I was talking with a friend about online dating not too long ago. The dating scene seems to get more challenging the older you get. Online dating is a personal choice. I've met people who have been married for years that met online. In some ways you could weed out the creeps in other ways you might unfortunately meet a creep! I feel fortunate not to be in the dating scene.
When we first moved back from overseas it was hard. Due to my husband's new job, most of my friends "in town" lived across town around 45 minutes from us. We found a new church but many of the women seemed to work outside the home. I'm a fairly social person and I felt lonely. My child felt lonely. Our friends who we had lived next to for the past 3.5 years were now thousands of miles away on the other side of the Atlantic Ocean. We would go to the park and like we did when we lived in Germany but often we were the only ones there.
Last week I started thinking about some of the friends I've made since moving back from Germany. Many of them I met at church but the ones I tend to meet up with and hang out with during the week, apart from small groups at church, are people I met online! Thanks to groups started through places like Meetup and Facebook, it was easy to find and join several different mom groups and homeschool groups online. I have made some really good friends with several ladies from these groups and our kids enjoy playing together. Most of these groups have a tight protocol they follow to keep the women and their children safe, which I like.
While I have no need for online dating, I have found that I have enjoyed and benefited from online friending!
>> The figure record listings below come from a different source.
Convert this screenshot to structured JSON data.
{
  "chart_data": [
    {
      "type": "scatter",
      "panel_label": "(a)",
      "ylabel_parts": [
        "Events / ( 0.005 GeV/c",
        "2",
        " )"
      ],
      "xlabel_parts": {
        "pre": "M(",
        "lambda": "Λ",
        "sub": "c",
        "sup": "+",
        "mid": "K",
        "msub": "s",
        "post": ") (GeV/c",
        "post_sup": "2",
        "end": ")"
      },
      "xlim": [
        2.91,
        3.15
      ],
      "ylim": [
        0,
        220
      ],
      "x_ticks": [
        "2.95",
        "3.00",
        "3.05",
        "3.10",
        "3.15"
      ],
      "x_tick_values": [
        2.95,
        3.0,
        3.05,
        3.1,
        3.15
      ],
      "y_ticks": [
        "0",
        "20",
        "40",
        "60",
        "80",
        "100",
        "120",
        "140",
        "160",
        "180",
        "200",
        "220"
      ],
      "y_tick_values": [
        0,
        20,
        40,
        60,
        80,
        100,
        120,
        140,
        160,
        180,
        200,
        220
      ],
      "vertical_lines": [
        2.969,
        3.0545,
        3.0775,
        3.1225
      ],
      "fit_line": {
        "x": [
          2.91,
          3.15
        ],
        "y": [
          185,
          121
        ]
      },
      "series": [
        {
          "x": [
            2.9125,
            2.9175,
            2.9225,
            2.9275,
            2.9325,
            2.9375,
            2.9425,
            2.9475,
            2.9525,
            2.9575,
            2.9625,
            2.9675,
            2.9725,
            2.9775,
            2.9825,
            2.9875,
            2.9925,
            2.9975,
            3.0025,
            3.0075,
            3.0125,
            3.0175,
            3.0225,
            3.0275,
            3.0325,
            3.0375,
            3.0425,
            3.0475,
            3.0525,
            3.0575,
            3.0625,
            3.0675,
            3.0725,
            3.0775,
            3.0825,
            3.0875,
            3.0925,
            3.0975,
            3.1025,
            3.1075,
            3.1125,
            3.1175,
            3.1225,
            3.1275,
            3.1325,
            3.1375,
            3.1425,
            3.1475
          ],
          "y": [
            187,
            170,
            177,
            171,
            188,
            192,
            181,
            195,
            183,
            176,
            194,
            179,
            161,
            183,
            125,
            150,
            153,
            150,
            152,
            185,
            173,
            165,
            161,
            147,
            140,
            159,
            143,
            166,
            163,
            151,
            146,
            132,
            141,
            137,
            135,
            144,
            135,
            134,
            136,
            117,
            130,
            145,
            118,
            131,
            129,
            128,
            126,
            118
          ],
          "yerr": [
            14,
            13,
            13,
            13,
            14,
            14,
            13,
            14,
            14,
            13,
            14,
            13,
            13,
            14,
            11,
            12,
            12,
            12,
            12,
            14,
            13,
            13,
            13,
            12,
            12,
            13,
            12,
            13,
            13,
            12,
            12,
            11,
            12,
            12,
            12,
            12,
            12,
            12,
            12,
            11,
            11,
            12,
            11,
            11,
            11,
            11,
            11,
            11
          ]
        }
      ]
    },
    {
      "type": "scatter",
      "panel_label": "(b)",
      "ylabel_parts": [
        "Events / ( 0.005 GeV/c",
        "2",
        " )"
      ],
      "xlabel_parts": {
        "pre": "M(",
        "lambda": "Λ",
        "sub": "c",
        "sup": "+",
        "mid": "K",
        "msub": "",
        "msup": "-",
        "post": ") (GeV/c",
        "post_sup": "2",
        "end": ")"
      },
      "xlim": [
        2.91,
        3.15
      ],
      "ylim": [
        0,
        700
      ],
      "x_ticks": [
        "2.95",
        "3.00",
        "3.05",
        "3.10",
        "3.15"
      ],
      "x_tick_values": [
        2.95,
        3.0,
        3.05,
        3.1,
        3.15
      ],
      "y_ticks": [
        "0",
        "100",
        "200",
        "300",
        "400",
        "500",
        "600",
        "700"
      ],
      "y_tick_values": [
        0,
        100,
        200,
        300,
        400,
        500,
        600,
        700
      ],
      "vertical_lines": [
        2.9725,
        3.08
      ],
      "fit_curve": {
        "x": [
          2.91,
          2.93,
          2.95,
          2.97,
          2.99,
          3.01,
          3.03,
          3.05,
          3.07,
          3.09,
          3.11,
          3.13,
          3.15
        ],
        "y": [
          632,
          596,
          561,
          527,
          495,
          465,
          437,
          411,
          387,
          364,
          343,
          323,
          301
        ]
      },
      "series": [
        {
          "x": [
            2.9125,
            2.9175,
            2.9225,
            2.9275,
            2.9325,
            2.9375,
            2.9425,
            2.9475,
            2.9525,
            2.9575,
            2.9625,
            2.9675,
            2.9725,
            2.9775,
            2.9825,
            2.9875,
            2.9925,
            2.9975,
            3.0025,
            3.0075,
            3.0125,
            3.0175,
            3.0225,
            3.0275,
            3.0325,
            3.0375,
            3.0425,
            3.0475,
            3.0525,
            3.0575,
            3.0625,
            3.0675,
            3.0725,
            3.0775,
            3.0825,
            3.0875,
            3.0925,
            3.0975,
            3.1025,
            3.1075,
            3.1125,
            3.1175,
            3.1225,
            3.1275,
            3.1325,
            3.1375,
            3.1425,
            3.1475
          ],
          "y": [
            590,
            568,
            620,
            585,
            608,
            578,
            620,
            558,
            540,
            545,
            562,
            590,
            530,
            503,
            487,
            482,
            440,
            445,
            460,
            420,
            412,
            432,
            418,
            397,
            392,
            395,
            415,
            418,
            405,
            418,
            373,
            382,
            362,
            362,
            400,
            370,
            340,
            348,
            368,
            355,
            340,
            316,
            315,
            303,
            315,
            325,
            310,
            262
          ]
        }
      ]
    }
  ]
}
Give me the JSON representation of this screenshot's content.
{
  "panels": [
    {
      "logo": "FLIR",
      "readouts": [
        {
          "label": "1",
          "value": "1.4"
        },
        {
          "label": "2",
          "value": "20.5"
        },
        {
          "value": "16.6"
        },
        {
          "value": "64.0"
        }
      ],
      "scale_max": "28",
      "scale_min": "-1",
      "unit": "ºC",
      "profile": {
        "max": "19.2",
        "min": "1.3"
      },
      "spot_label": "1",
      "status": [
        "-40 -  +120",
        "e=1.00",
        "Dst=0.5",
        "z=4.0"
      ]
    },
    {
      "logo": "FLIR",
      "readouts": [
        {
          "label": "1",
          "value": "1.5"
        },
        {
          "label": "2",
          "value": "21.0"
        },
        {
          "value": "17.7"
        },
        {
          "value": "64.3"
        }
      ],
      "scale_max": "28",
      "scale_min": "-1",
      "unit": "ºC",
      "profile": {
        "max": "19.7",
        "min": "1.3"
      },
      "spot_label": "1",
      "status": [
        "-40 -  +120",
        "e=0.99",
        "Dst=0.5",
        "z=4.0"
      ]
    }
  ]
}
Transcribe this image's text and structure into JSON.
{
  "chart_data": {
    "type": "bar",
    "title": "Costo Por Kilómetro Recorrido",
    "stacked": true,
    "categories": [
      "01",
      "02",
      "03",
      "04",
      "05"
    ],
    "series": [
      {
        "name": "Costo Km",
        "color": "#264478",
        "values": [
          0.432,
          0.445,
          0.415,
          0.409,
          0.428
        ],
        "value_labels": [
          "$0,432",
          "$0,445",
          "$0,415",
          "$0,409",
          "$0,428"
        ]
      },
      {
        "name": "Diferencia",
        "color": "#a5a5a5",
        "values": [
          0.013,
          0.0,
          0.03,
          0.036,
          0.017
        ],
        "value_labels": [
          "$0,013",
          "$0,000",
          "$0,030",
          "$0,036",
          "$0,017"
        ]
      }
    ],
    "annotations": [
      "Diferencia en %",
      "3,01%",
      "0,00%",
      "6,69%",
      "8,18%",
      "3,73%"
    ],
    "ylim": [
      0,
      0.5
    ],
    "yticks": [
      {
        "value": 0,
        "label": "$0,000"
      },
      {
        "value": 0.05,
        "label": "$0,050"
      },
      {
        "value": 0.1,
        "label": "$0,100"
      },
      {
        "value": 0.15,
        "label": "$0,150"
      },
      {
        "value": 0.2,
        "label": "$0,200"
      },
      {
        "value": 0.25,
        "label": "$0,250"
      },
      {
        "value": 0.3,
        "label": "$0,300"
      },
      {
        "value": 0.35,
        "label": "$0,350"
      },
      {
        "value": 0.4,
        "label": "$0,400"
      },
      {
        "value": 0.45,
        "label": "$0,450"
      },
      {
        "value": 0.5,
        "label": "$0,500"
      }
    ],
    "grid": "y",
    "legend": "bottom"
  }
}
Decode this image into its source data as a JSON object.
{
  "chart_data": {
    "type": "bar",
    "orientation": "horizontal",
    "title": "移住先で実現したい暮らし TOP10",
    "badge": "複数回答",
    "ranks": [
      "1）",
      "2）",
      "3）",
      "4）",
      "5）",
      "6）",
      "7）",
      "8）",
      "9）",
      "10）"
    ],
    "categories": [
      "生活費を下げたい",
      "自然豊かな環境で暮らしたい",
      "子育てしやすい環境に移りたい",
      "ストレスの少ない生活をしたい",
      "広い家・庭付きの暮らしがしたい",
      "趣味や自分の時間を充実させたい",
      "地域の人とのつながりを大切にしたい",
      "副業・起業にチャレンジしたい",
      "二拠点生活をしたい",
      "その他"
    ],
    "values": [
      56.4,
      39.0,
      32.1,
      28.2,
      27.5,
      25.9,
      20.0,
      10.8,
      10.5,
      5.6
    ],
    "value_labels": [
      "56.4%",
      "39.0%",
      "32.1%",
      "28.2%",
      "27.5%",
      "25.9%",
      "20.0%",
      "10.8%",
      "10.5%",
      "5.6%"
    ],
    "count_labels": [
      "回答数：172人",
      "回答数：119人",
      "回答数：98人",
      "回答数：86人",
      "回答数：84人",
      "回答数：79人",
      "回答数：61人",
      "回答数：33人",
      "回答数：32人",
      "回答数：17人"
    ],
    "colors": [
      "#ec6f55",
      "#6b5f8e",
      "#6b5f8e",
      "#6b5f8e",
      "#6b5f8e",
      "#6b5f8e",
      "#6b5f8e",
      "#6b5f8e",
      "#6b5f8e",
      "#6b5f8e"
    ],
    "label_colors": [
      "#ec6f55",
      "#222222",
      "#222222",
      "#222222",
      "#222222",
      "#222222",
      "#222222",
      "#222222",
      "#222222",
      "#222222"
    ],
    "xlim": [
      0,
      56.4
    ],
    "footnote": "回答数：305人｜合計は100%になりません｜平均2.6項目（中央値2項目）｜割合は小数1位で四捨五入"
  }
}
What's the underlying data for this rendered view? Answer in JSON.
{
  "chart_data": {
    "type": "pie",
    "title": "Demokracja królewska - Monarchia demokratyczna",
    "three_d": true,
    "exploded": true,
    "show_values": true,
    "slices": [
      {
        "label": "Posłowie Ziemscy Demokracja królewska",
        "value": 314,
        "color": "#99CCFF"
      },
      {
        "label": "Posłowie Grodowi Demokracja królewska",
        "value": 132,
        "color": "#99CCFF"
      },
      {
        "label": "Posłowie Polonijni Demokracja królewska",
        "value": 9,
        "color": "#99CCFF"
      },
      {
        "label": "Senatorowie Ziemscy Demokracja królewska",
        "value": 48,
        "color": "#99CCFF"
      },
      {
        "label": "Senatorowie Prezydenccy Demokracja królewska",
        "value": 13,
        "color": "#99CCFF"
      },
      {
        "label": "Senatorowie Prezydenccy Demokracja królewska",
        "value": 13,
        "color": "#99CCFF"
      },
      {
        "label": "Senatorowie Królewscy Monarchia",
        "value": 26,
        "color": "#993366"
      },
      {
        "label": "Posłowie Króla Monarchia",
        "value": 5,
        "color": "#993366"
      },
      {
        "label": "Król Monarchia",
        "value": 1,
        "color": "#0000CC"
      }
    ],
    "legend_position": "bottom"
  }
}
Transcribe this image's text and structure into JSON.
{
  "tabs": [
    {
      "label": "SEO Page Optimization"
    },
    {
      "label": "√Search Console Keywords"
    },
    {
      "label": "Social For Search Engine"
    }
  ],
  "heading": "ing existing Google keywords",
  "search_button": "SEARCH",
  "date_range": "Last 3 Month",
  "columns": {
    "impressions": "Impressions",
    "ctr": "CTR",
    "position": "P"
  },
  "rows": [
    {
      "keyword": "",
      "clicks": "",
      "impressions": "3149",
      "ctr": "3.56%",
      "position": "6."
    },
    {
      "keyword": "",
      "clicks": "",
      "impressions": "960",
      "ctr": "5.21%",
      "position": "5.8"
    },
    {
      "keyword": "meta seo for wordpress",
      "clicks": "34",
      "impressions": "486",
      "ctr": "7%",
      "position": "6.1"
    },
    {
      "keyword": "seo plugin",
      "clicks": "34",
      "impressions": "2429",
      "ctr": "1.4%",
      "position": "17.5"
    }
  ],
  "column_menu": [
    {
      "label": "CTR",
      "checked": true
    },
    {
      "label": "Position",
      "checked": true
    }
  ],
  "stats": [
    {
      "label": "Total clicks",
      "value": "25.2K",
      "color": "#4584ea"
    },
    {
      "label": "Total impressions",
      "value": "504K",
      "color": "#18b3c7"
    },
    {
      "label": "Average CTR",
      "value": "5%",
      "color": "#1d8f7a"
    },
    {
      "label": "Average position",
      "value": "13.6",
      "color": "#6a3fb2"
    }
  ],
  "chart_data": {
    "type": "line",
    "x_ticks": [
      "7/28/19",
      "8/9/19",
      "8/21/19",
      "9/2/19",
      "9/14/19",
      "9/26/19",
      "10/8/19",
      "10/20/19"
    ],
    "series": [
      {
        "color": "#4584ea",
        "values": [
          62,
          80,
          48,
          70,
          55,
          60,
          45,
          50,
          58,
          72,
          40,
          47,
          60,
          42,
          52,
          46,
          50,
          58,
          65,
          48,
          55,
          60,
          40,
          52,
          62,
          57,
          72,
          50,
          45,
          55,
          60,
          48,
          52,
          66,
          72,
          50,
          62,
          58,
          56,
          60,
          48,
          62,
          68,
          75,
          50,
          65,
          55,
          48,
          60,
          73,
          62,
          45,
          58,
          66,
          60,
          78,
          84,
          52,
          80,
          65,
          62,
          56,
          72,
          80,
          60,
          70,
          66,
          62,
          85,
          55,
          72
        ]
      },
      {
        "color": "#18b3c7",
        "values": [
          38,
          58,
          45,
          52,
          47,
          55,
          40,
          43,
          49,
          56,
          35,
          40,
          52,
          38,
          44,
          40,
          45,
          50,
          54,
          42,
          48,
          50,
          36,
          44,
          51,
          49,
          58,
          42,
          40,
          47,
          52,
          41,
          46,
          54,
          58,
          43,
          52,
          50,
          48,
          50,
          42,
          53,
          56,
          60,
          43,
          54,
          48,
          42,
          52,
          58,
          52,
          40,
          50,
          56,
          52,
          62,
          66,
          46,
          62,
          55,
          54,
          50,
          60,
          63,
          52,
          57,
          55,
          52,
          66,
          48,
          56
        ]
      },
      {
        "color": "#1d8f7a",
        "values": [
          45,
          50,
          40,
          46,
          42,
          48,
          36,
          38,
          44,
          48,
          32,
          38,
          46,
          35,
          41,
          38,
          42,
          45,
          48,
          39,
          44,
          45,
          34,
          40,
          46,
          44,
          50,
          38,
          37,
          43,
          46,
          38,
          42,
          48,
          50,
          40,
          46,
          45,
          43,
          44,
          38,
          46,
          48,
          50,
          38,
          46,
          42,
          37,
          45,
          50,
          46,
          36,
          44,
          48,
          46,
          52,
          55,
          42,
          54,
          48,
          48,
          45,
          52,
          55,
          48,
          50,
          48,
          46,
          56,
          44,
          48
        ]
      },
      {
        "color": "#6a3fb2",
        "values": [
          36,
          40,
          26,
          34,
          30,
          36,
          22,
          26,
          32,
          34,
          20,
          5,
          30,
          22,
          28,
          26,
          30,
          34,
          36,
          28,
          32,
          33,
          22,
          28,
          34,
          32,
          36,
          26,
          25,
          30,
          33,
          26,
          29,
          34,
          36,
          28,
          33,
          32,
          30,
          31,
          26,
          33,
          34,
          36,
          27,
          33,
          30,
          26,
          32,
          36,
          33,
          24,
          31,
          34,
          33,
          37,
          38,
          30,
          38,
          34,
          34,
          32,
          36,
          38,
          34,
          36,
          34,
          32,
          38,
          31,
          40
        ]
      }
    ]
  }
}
We are invited to so many events and play dates each week that we have to turn most of them down! In some ways it reminds me of when I got into my upper level college classes. All of the sudden I was in a classroom of people who tended to have similar interests as me. Now as a mother, it has been a blessing to find other moms who have similar beliefs and parenting styles as I have. I also have enjoyed getting to know people who parent differently than me. We can learn from each other. Not all women in these groups are stay-at-home moms, many work outside the home. However, one core thing we all have in common is that we love our children, want the best for their future, and are there for each other. Being a stay-at-home mom can be lonely. Being a work outside of the home mom can be lonely. Thankfully it doesn't have to be! We may not all live on the same street. But if you are tired of going to the park and realizing you're the only one there, find a group, invite others to join you. You don't have to parent alone.
One great thing about online friending is that you don't have to be a parent to meet others with similar interests as you. There are so great groups for singles and marrieds alike. There are groups for people with and without kids. There are travel groups, camping groups, sewing groups, Bible study groups, movie groups, and more. Thanks to the internet we are able to connect with more people than we ever were before.
Have you ever joined a group online?